When I was in college more than 40 years ago, we were able to identify our chromosomes and take pictures of them in my genetics class. This was cutting-edge technology. We could count the chromosomes and tell men from women by the presence of either the X or Y chromosome. As you can imagine, the technology has advanced remarkably since then. Now specific proteins and markers can be identified on chromosomes that are unique to individuals and are more accurate than a fingerprint. This technology can convict criminals and in certain instances can identify markers that are linked to disease.
Companies have taken advantage of this technology and have been promoting genetic testing to average risk individuals to reap a profit. These companies (Ancestry.com and 23 and Me are two popular ones) have promoted their testing as a way to identify ancestry and to calculate risk for certain diseases. The testing is relatively simple because it can be done on cells collected from a specimen of saliva that is spit into a container and costs around $75 to $150. However, there are consequences to doing the testing and careful thought should be given prior to doing testing.
Chromosomes determine certain physical traits about us. Our gender, height, hair color and other traits are determined by the chromosomes we receive at conception. There are normally 23 pairs of chromosomes with half of each pair coming from each parent. There can be multiple genes on each chromosome. Currently the chromosome makeup of an individual cannot be changed.
In some specific instances the testing for specific genes can be beneficial and can lead to people taking measures to avoid or treat illness. Targeted testing may be recommended by your healthcare provider. One example of this that has been in the news recently is screening for the BRCA gene in women who have a family history of breast or ovarian cancer. If the gene is present, these patients may decide to have mastectomies done as a preventive measure to avoid developing breast cancer.
At this time the science and technology have not advanced to the point that disease can be predicted definitively for most problems from gene testing. Certain genes may increase risk but there are other factors in addition to the genetics that affect disease expression. Environmental factors and lifestyle have a large impact on disease expression. For the average person a genetic test is not needed to tell them that their health and risk for disease will improve if they avoid tobacco, limit alcohol use, lead an active lifestyle, maintain a healthy weight, and control risk factors like blood pressure and cholesterol.

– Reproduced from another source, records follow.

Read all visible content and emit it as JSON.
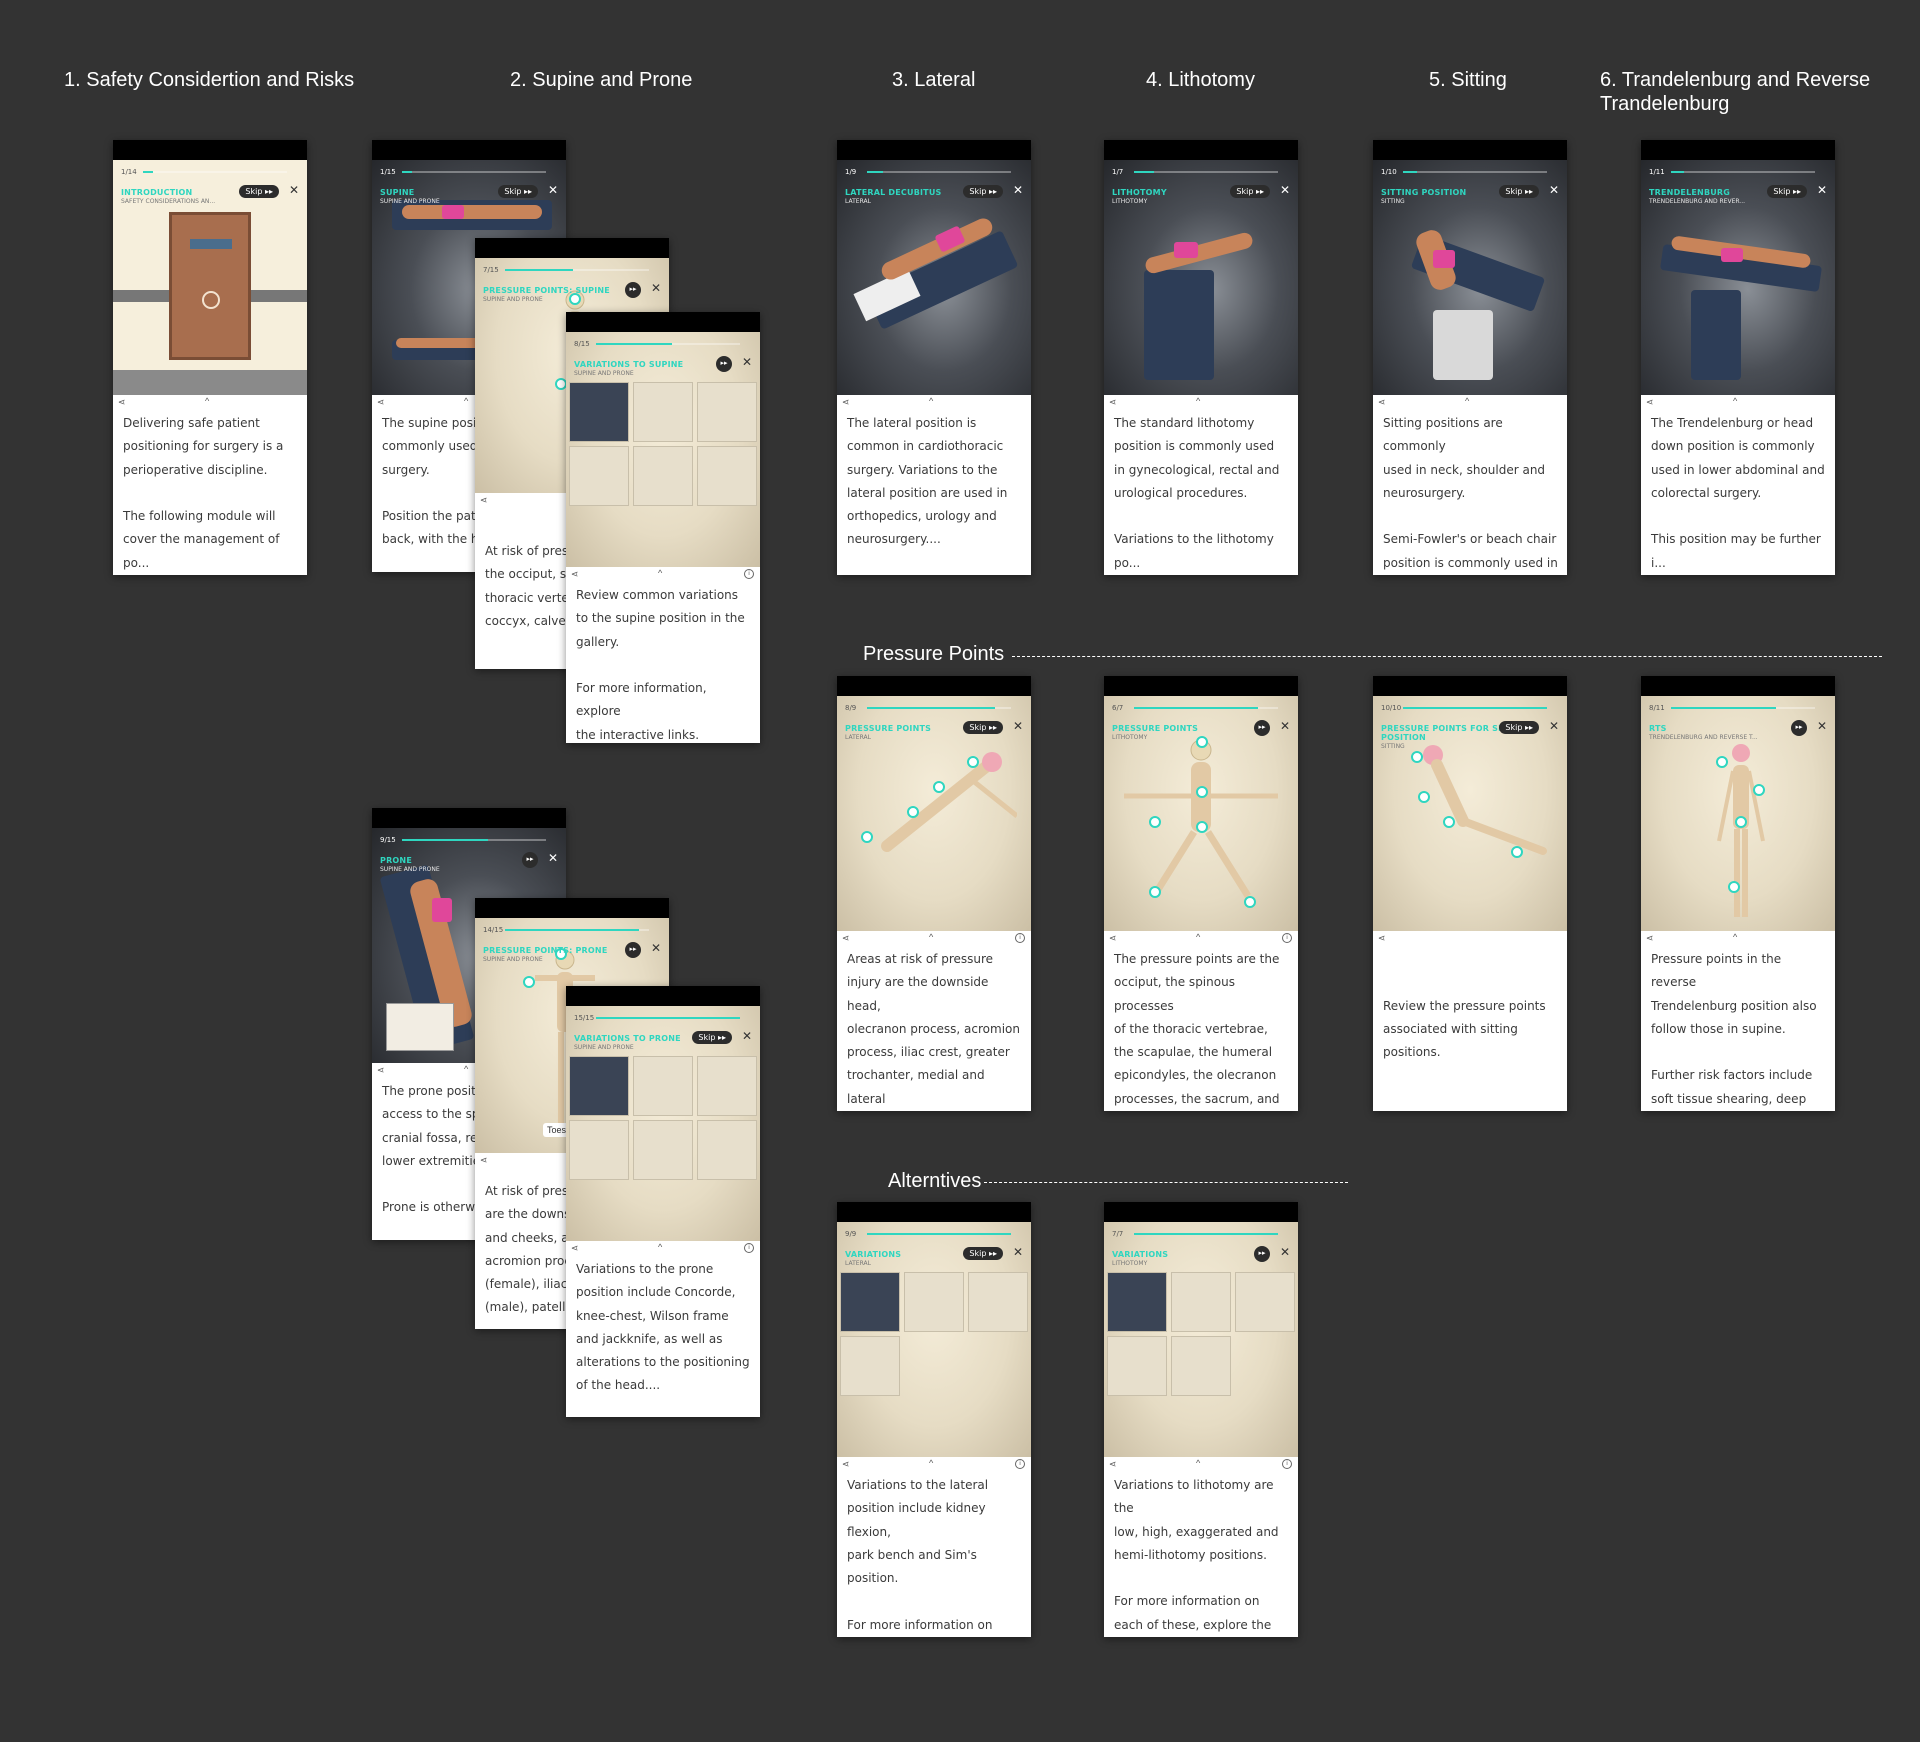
{
  "columns": [
    {
      "title": "1. Safety Considertion and Risks"
    },
    {
      "title": "2. Supine and Prone"
    },
    {
      "title": "3. Lateral"
    },
    {
      "title": "4. Lithotomy"
    },
    {
      "title": "5. Sitting"
    },
    {
      "title": "6. Trandelenburg and Reverse Trandelenburg"
    }
  ],
  "sections": {
    "pressure_points": "Pressure Points",
    "alternatives": "Alterntives"
  },
  "labels": {
    "skip": "Skip ▸▸",
    "ff": "▸▸",
    "close": "✕",
    "share": "⋖",
    "caret": "^",
    "info": "i",
    "toes": "Toes"
  },
  "screens": {
    "safety": {
      "step": "1/14",
      "title": "INTRODUCTION",
      "subtitle": "SAFETY CONSIDERATIONS AN...",
      "body": "Delivering safe patient\npositioning for surgery is a\nperioperative discipline.\n\nThe following module will\ncover the management of po..."
    },
    "supine": {
      "step": "1/15",
      "title": "SUPINE",
      "subtitle": "SUPINE AND PRONE",
      "body": "The supine posit\ncommonly used i\nsurgery.\n\nPosition the pati\nback, with the he"
    },
    "supine_pp": {
      "step": "7/15",
      "title": "PRESSURE POINTS: SUPINE",
      "subtitle": "SUPINE AND PRONE",
      "body": "At risk of press\nthe occiput, sc\nthoracic verteb\ncoccyx, calves"
    },
    "supine_var": {
      "step": "8/15",
      "title": "VARIATIONS TO SUPINE",
      "subtitle": "SUPINE AND PRONE",
      "body": "Review common variations\nto the supine position in the\ngallery.\n\nFor more information, explore\nthe interactive links."
    },
    "prone": {
      "step": "9/15",
      "title": "PRONE",
      "subtitle": "SUPINE AND PRONE",
      "body": "The prone positi\naccess to the spi\ncranial fossa, rec\nlower extremitie\n\nProne is otherwi"
    },
    "prone_pp": {
      "step": "14/15",
      "title": "PRESSURE POINTS: PRONE",
      "subtitle": "SUPINE AND PRONE",
      "body": "At risk of press\nare the downs\nand cheeks, as\nacromion proc\n(female), iliac c\n(male), patella"
    },
    "prone_var": {
      "step": "15/15",
      "title": "VARIATIONS TO PRONE",
      "subtitle": "SUPINE AND PRONE",
      "body": "Variations to the prone\nposition include Concorde,\nknee-chest, Wilson frame\nand jackknife, as well as\nalterations to the positioning\nof the head...."
    },
    "lateral": {
      "step": "1/9",
      "title": "LATERAL DECUBITUS",
      "subtitle": "LATERAL",
      "body": "The lateral position is\ncommon in cardiothoracic\nsurgery. Variations to the\nlateral position are used in\northopedics, urology and\nneurosurgery...."
    },
    "lithotomy": {
      "step": "1/7",
      "title": "LITHOTOMY",
      "subtitle": "LITHOTOMY",
      "body": "The standard lithotomy\nposition is commonly used\nin gynecological, rectal and\nurological procedures.\n\nVariations to the lithotomy po..."
    },
    "sitting": {
      "step": "1/10",
      "title": "SITTING POSITION",
      "subtitle": "SITTING",
      "body": "Sitting positions are commonly\nused in neck, shoulder and\nneurosurgery.\n\nSemi-Fowler's or beach chair\nposition is commonly used in ..."
    },
    "trendelenburg": {
      "step": "1/11",
      "title": "TRENDELENBURG",
      "subtitle": "TRENDELENBURG AND REVER...",
      "body": "The Trendelenburg or head\ndown position is commonly\nused in lower abdominal and\ncolorectal surgery.\n\nThis position may be further i..."
    },
    "lateral_pp": {
      "step": "8/9",
      "title": "PRESSURE POINTS",
      "subtitle": "LATERAL",
      "body": "Areas at risk of pressure\ninjury are the downside head,\nolecranon process, acromion\nprocess, iliac crest, greater\ntrochanter, medial and lateral\ncondyles of the femur and m..."
    },
    "lithotomy_pp": {
      "step": "6/7",
      "title": "PRESSURE POINTS",
      "subtitle": "LITHOTOMY",
      "body": "The pressure points are the\nocciput, the spinous processes\nof the thoracic vertebrae,\nthe scapulae, the humeral\nepicondyles, the olecranon\nprocesses, the sacrum, and t..."
    },
    "sitting_pp": {
      "step": "10/10",
      "title": "PRESSURE POINTS FOR SITTING POSITION",
      "subtitle": "SITTING",
      "body": "\n\nReview the pressure points\nassociated with sitting\npositions."
    },
    "trend_pp": {
      "step": "8/11",
      "title": "RTS",
      "subtitle": "TRENDELENBURG AND REVERSE T...",
      "body": "Pressure points in the reverse\nTrendelenburg position also\nfollow those in supine.\n\nFurther risk factors include\nsoft tissue shearing, deep vei..."
    },
    "lateral_alt": {
      "step": "9/9",
      "title": "VARIATIONS",
      "subtitle": "LATERAL",
      "body": "Variations to the lateral\nposition include kidney flexion,\npark bench and Sim's position.\n\nFor more information on\neach of these, explore the int..."
    },
    "lithotomy_alt": {
      "step": "7/7",
      "title": "VARIATIONS",
      "subtitle": "LITHOTOMY",
      "body": "Variations to lithotomy are the\nlow, high, exaggerated and\nhemi-lithotomy positions.\n\nFor more information on\neach of these, explore the int..."
    }
  },
  "progress": {
    "safety": 0.07,
    "supine": 0.07,
    "supine_pp": 0.47,
    "supine_var": 0.53,
    "prone": 0.6,
    "prone_pp": 0.93,
    "prone_var": 1.0,
    "lateral": 0.11,
    "lithotomy": 0.14,
    "sitting": 0.1,
    "trendelenburg": 0.09,
    "lateral_pp": 0.89,
    "lithotomy_pp": 0.86,
    "sitting_pp": 1.0,
    "trend_pp": 0.73,
    "lateral_alt": 1.0,
    "lithotomy_alt": 1.0
  },
  "colors": {
    "accent": "#2fd6c0",
    "background": "#333333",
    "suit": "#e0479a",
    "table": "#2d3d57"
  }
}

There are some issues that need to be considered when doing genetic testing. First of all, the individual being tested should ask them self what benefit will come of this testing. In other words, will they change anything based on the results? If it is simply being done for entertainment and curiosity purposes, there may be some satisfaction in just knowing what part of the world their ancestors came from. However, if the testing is being used as a way to identify risk factors for disease, some people may suffer more from the anxiety of knowing that they have risk even though the disease may never occur.

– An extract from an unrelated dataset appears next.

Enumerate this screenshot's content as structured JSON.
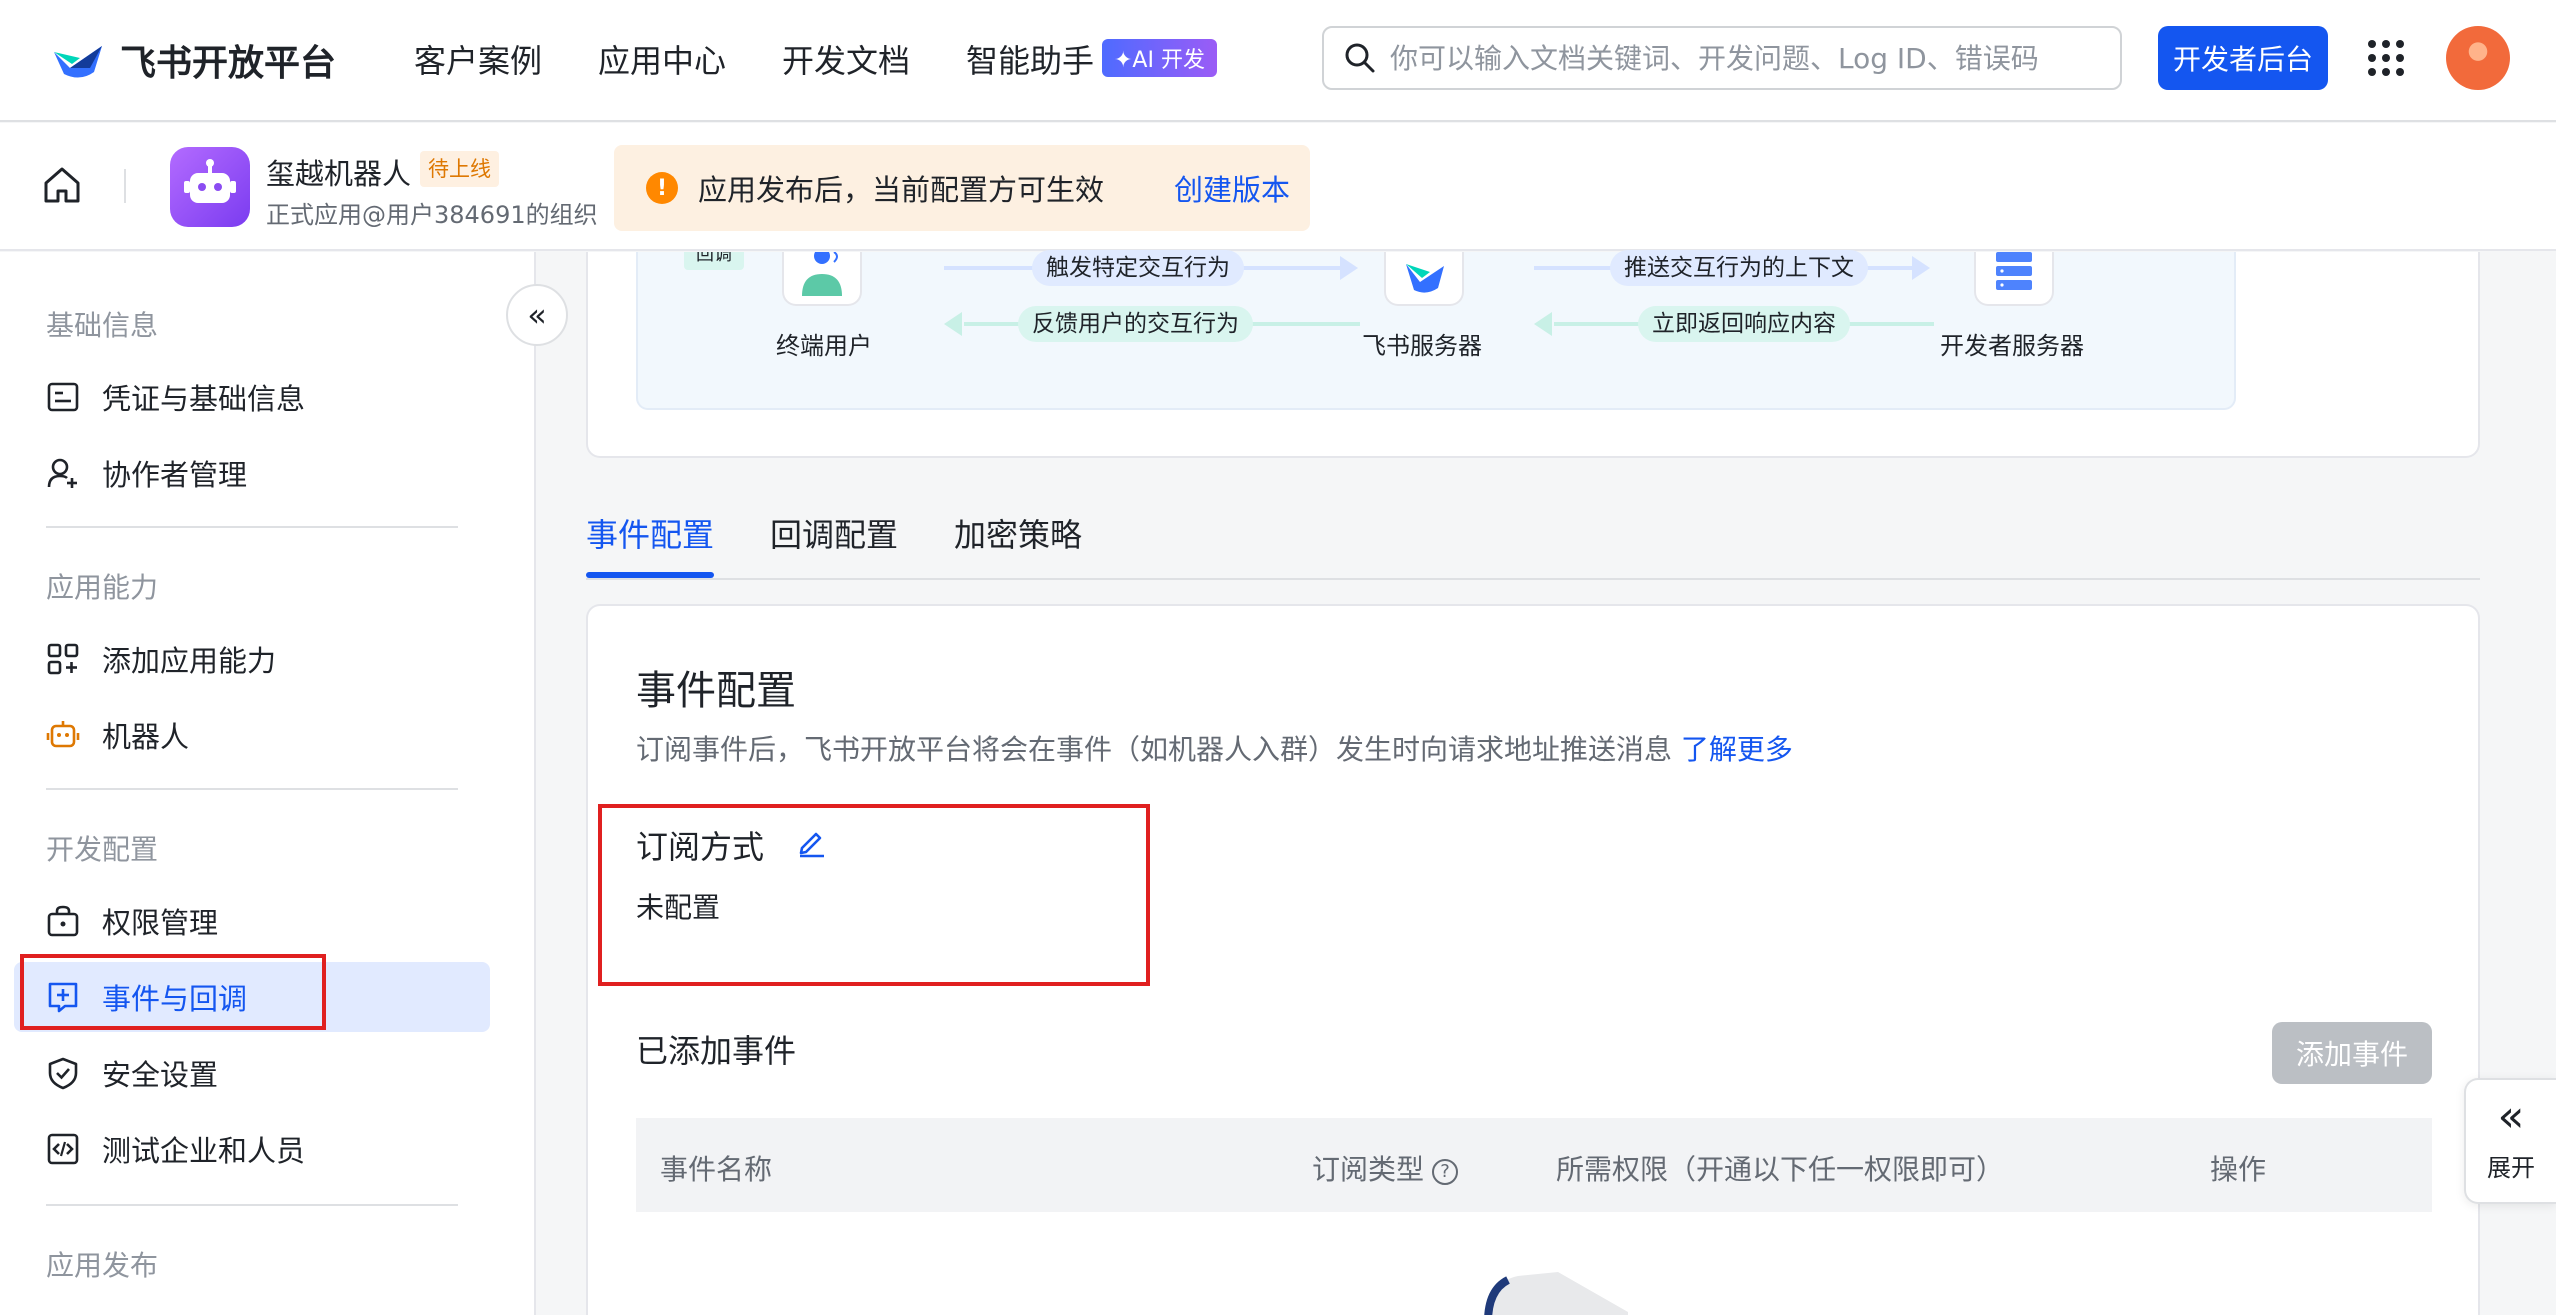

Also, there can be other unexpected consequences of having the testing done. At this time the companies state that the results will not be shared with anybody else. However, recently an individual was convicted of a crime when the results became available to authorities. In addition, if insurance companies or employers were able to access this information this could affect a person's ability to purchase insurance or be employed.
Genetic testing is being promoted and seems to be a popular thing to do. However, it has its consequences. Consider asking your health care provider if genetic testing would benefit you and stay healthy my friends.